Atau, “Waktu saya marah, dia jadi diam.”
Atau justru, “Saat saya menyentuh perut dan berbicara pelan, dia terasa tenang.”
Kalimat-kalimat ini, jika kita berhenti sejenak dan tidak langsung menilainya sebagai “persepsi subjektif”, sesungguhnya adalah bentuk komunikasi awal antara ibu dan janin. Dalam konteks ini, peran kita bukan hanya memberikan edukasi, tetapi menjadi saksi dan peneguh pengalaman batin tersebut.
Mengapa Ini Penting bagi Kesehatan Jiwa Anak di Masa Depan?
Penelitian mutakhir menunjukkan bahwa kualitas hubungan emosional ibu–janin (maternal–fetal attachment) secara signifikan mempengaruhi kesehatan mental ibu, perilaku hidup sehat selama kehamilan, dan ikatan pascapersalinan. Lebih dari itu, janin yang sejak awal merasa “direspons”, dipercaya membawa bekal psikologis yang lebih kuat setelah lahir: ia telah mengenal “kehadiran”, bahkan sebelum bisa melihat.
Sebaliknya, jika ibu terus diperlakukan sebagai “wadah pertumbuhan janin” semata, tanpa diberi ruang untuk mengenali intuisi, rasa, dan getaran batinnya, maka kehamilan kehilangan esensinya sebagai ruang pembelajaran batin dua arah.
Tenaga medis memiliki peran strategis di titik ini. Kita bisa menjadi penjembatan antara logika medis dan kedalaman rasa. Kita bisa menormalisasi intuisi sebagai bagian dari proses kehamilan yang sehat. Dan lebih dari itu, kita bisa memberi ruang agar ibu merasa diizinkan untuk “merasa”, bukan hanya “mengikuti”.
Memanusiakan Proses Medis
Saya tidak menolak pentingnya standar medis. Saya juga tidak menentang teknologi dan evidence-based practice. Tetapi dalam semua itu, saya melihat ada ruang kosong: ruang yang hanya bisa diisi oleh kehadiran yang utuh dari seorang tenaga medis—bukan hanya sebagai profesional, tetapi sebagai manusia yang juga punya batin.
Karena sering kali yang paling diingat oleh ibu bukan prosedur kita, tapi cara kita menatap, mendengar, dan menenangkan. Ketika kita bertanya, “Apa yang Ibu rasakan tentang bayinya?” atau sekadar diam bersama ibu yang sedang menangis dalam keheningan, kita sedang membuka jalan bagi pengalaman batin yang mungkin tidak pernah ia izinkan muncul sebelumnya.
Dan itulah titik di mana proses medis berubah menjadi peristiwa kemanusiaan.

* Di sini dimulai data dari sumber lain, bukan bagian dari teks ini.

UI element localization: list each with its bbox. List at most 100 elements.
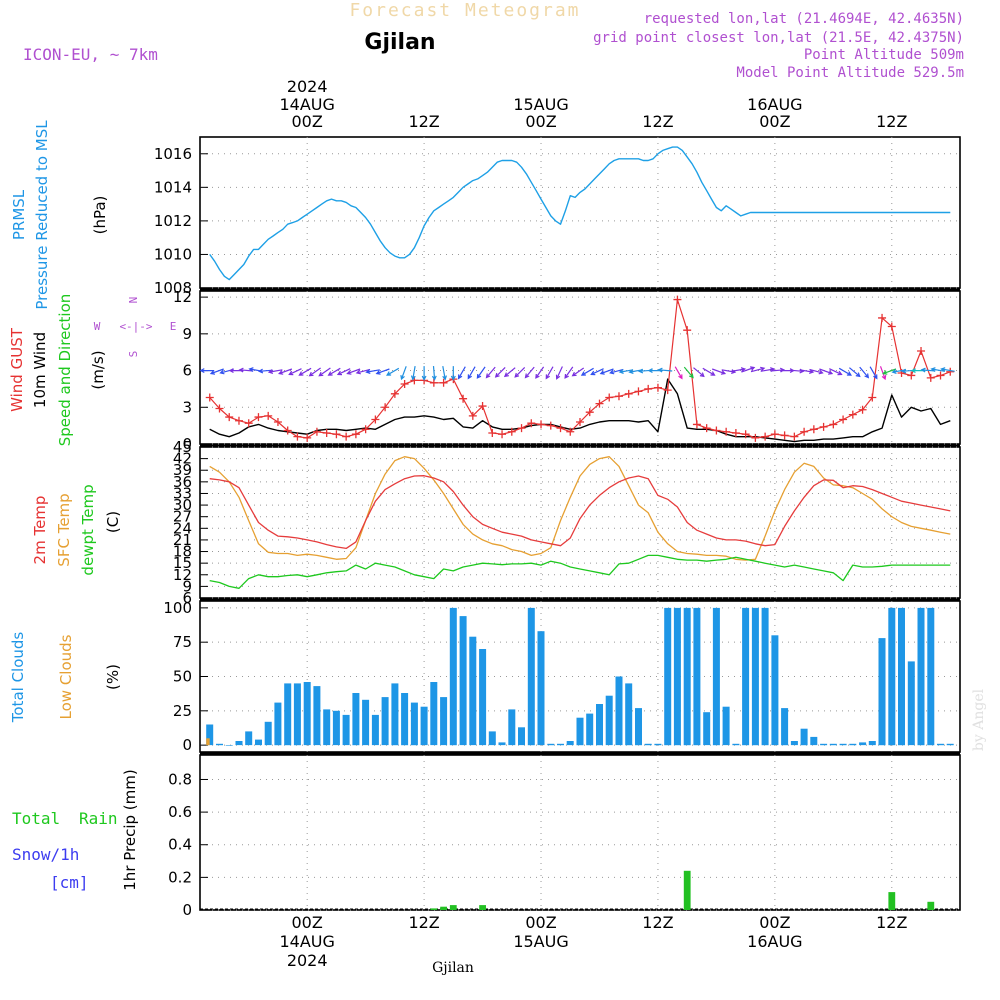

Dampak Jangka Panjang: Kita Tidak Sedang Menangani Kehamilan, Tapi Menemani Awal Sebuah Peradaban
Jika kita memahami bahwa bayi adalah jiwa yang hadir melalui tubuh, maka proses kehamilan bukan sekadar membawa kehidupan, tetapi juga membentuk fondasi batin generasi berikutnya.
Tenaga medis berada di titik kritis untuk membentuk bagaimana jiwa anak ini pertama kali dikenali:
- Apakah ia datang ke dunia sebagai “data” dan “angka”,
- Atau sebagai jiwa yang didengarkan, dirasakan, dan diizinkan untuk menjadi dirinya sendiri.

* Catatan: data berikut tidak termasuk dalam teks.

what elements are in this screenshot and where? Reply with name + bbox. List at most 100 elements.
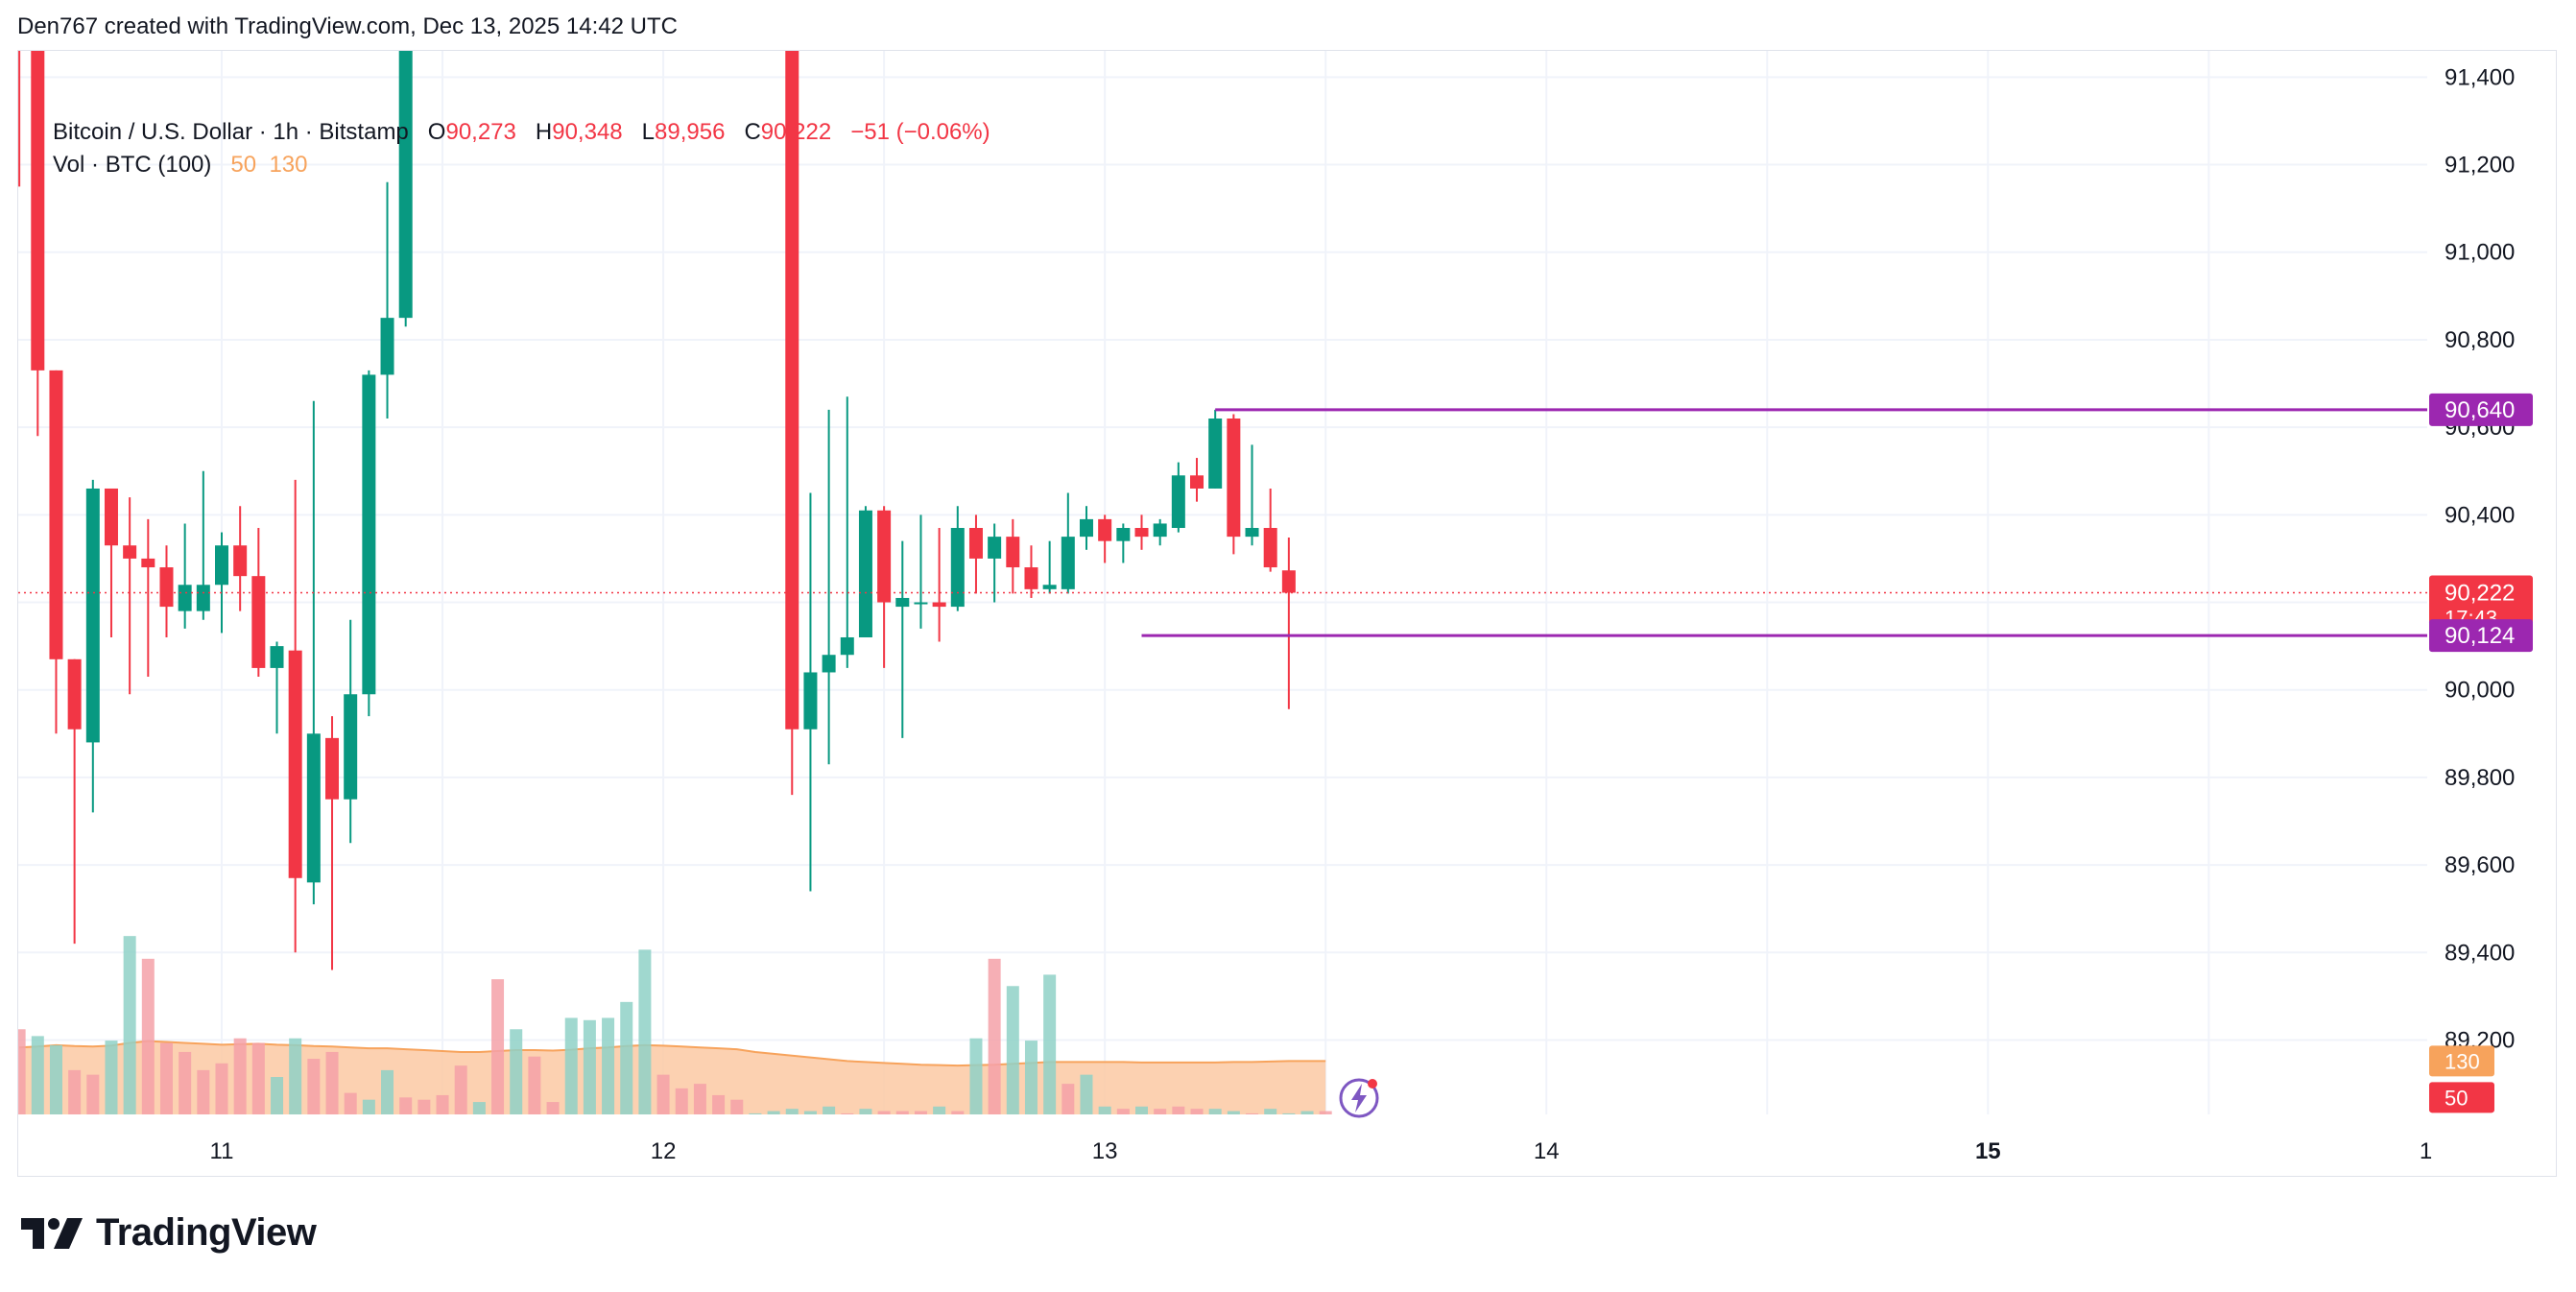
volume-bar bbox=[362, 1099, 375, 1114]
change-value: −51 (−0.06%) bbox=[850, 119, 990, 145]
candle-body bbox=[1134, 528, 1149, 538]
tradingview-brand[interactable]: TradingView bbox=[19, 1211, 317, 1255]
candle-body bbox=[251, 576, 266, 668]
candle-body bbox=[159, 567, 174, 608]
volume-bar bbox=[730, 1099, 744, 1114]
candle-body bbox=[822, 655, 836, 673]
time-tick-label: 15 bbox=[1975, 1138, 2001, 1164]
volume-bar bbox=[620, 1001, 633, 1114]
volume-bar bbox=[1061, 1084, 1075, 1114]
volume-bar bbox=[712, 1094, 726, 1114]
candle-body bbox=[1208, 419, 1223, 489]
volume-bar bbox=[1116, 1109, 1130, 1114]
close-label: C bbox=[744, 119, 761, 145]
candle-body bbox=[196, 585, 210, 611]
volume-bar bbox=[823, 1106, 836, 1114]
plot-area[interactable] bbox=[18, 51, 2427, 1120]
volume-bar bbox=[933, 1106, 946, 1114]
volume-bar bbox=[785, 1109, 799, 1114]
volume-value-label: 50 bbox=[2445, 1086, 2468, 1110]
volume-bar bbox=[1264, 1109, 1277, 1114]
candle-body bbox=[362, 374, 376, 695]
volume-bar bbox=[877, 1111, 891, 1114]
volume-bar bbox=[1154, 1109, 1167, 1114]
candle-body bbox=[1263, 528, 1277, 568]
snapshot-lightning-icon[interactable] bbox=[1336, 1075, 1382, 1121]
high-label: H bbox=[535, 119, 553, 145]
volume-ma-area bbox=[19, 1041, 1326, 1114]
close-value: 90,222 bbox=[760, 119, 832, 145]
volume-bar bbox=[325, 1051, 339, 1114]
volume-bar bbox=[988, 958, 1001, 1114]
volume-bar bbox=[1208, 1109, 1222, 1114]
volume-bar bbox=[271, 1077, 284, 1114]
volume-value-badge bbox=[2429, 1082, 2494, 1113]
candle-body bbox=[1006, 537, 1020, 568]
price-tick-label: 89,600 bbox=[2445, 852, 2515, 878]
volume-bar bbox=[1300, 1111, 1314, 1114]
time-tick-label: 13 bbox=[1092, 1138, 1118, 1164]
high-value: 90,348 bbox=[552, 119, 623, 145]
candle-body bbox=[1042, 585, 1057, 589]
candle-body bbox=[988, 537, 1002, 559]
candle-body bbox=[104, 488, 118, 546]
candle-body bbox=[1171, 475, 1185, 529]
volume-bar bbox=[289, 1038, 302, 1114]
price-tick-label: 89,800 bbox=[2445, 765, 2515, 791]
volume-bar bbox=[1006, 986, 1019, 1114]
candle-body bbox=[233, 545, 248, 577]
volume-bar bbox=[491, 979, 505, 1114]
level-price-label: 90,640 bbox=[2445, 397, 2515, 423]
volume-bar bbox=[564, 1017, 578, 1114]
time-tick-label: 1 bbox=[2420, 1138, 2432, 1164]
volume-bar bbox=[1080, 1074, 1093, 1114]
volume-bar bbox=[675, 1088, 688, 1114]
volume-bar bbox=[1246, 1113, 1259, 1114]
volume-bar bbox=[1135, 1106, 1148, 1114]
chart-legend: Bitcoin / U.S. Dollar · 1h · Bitstamp O9… bbox=[53, 116, 990, 181]
open-value: 90,273 bbox=[445, 119, 516, 145]
volume-bar bbox=[1098, 1106, 1111, 1114]
candlestick-chart[interactable]: 89,20089,40089,60089,80090,00090,20090,4… bbox=[18, 51, 2558, 1178]
candle-body bbox=[178, 585, 192, 611]
candle-body bbox=[1079, 518, 1093, 538]
volume-bar bbox=[1043, 974, 1057, 1114]
level-price-badge bbox=[2429, 619, 2533, 653]
volume-bar bbox=[472, 1102, 486, 1114]
candle-body bbox=[932, 602, 946, 608]
candle-body bbox=[1245, 528, 1259, 538]
price-legend-row: Bitcoin / U.S. Dollar · 1h · Bitstamp O9… bbox=[53, 116, 990, 149]
candle-body bbox=[950, 528, 965, 608]
volume-bar bbox=[546, 1102, 560, 1114]
candle-body bbox=[49, 370, 63, 659]
volume-bar bbox=[859, 1109, 872, 1114]
volume-bar bbox=[914, 1111, 927, 1114]
volume-bar bbox=[399, 1097, 413, 1114]
candle-body bbox=[325, 737, 340, 800]
volume-label[interactable]: Vol · BTC (100) bbox=[53, 152, 212, 178]
volume-bar bbox=[86, 1074, 100, 1114]
candle-body bbox=[1281, 570, 1296, 593]
volume-bar bbox=[1282, 1113, 1296, 1114]
volume-bar bbox=[68, 1069, 82, 1114]
volume-bar bbox=[141, 958, 155, 1114]
open-label: O bbox=[427, 119, 446, 145]
candle-body bbox=[344, 694, 358, 800]
level-price-badge bbox=[2429, 393, 2533, 426]
chart-frame: 89,20089,40089,60089,80090,00090,20090,4… bbox=[17, 50, 2557, 1177]
volume-value-2: 130 bbox=[269, 152, 308, 178]
level-price-label: 90,124 bbox=[2445, 623, 2515, 649]
candle-body bbox=[803, 672, 818, 730]
candle-body bbox=[1116, 528, 1131, 541]
volume-bar bbox=[233, 1038, 247, 1114]
volume-bar bbox=[251, 1042, 265, 1114]
candle-body bbox=[895, 597, 910, 608]
price-tick-label: 90,000 bbox=[2445, 678, 2515, 704]
price-tick-label: 90,400 bbox=[2445, 502, 2515, 528]
candle-body bbox=[85, 488, 100, 743]
volume-bar bbox=[951, 1111, 965, 1114]
symbol-label[interactable]: Bitcoin / U.S. Dollar · 1h · Bitstamp bbox=[53, 119, 409, 145]
tradingview-logo-icon bbox=[21, 1217, 83, 1249]
time-tick-label: 14 bbox=[1534, 1138, 1560, 1164]
volume-bar bbox=[803, 1111, 817, 1114]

Pilihan ini bukan tugas orang tua semata. Ini adalah tanggung jawab kita bersama sebagai komunitas penyambut kehidupan.
Penutup: Merawat Kehidupan, Bukan Sekadar Menolong Lahirnya
Rekan-rekan sejawat,
Dalam setiap kehamilan yang kita dampingi, kita sedang menyentuh dua kehidupan: tubuh dan jiwa. Maka biarlah kita hadir dengan keilmuan yang teguh, tetapi juga dengan hati yang cukup lapang untuk percaya pada hal-hal yang tidak selalu bisa diukur.
Karena yang kita rawat bukan hanya janin—tapi ruang lahirnya manusia sebagai jiwa.
Dan di situlah, menurut saya, letak kemuliaan pekerjaan kita sebagai tenaga medis.